MAFS showdown: Melinda and Bronte go head-to-head

Melinda and Layton are going head to head with Harrison and Bronte to defend their relationship

Retreat Week should be a chance for everyone left in the relationship experiment to relax and get to know each other better. Instead, the tension between the couples explodes. Will marriages crumble under the pressure?

The trouble begins at the Married At First Sight Australia commitment ceremony, when Harrison Boon – who’s married to Bronte Schofield – accuses Melinda Willis and Layton Mills of faking their romance.

“He just knows how to grind my gears,” fumes Brisbane beauty boss Melinda, 32. “I feel he was projecting from his own relationship. We were never faking it. Layton and me, our relationship is 100% real.”

This week, when the remaining couples go on a retreat in New South Wales’ Southern Highlands, Harrison gets into an argument with Evelyn Ellis, which leads to the women, as a group, confronting Bronte about her relationship with Harrison. Bronte is so upset by what Melinda says to her, the online beauty educator storms off in tears.

“I’m not liking what I’m seeing and as another woman, I can’t just sit back,” explains Melinda. “I need to say something.”

Tensions continue to simmer as the retreat goes on. At one point, Melinda and Sydney model Evelyn eavesdrop on the men. Melinda finds out that Harrison is saying things about her and Sydney biotech CEO Layton, 35, behind her back.

“It does rock the boat a bit,” she admits.

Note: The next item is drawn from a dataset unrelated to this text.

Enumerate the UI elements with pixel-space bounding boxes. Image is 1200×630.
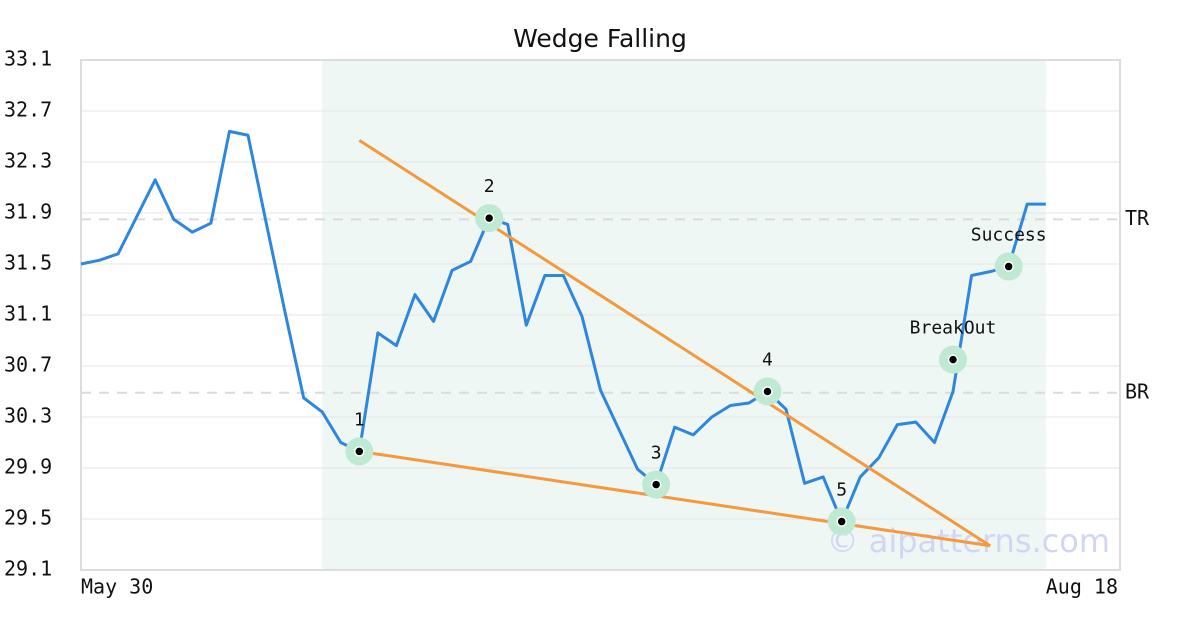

Melinda and Layton agree to confront Harrison on the last night of the retreat. “At that moment, I just couldn’t stand him. I didn’t want to look at him and I didn’t want to be around him,” she remembers. “I wanted to keep him at arm’s length from our relationship, but at the same time, I also wanted to put him in his place.”

The tense interactions set the scene for a fiery showdown. Melinda tells, “Harrison can come at me all he wants and can say whatever he wants, but don’t come at my relationship or anything to do with my partner. I’m very loyal and very protective.”

She says the couples’ retreat turned out to be one of the hardest things in the entire experiment. “I’m trying to save my relationship, I’ve got people coming at me… The drama at the retreat felt like a lot. I do think it changes the dynamic – not only of my relationship, but all relationships moving forward in the experiment.”

There’s a drama-filled dinner party to follow and then the moment of truth on the couch. Have all the arguments at the couples’ retreat changed anything?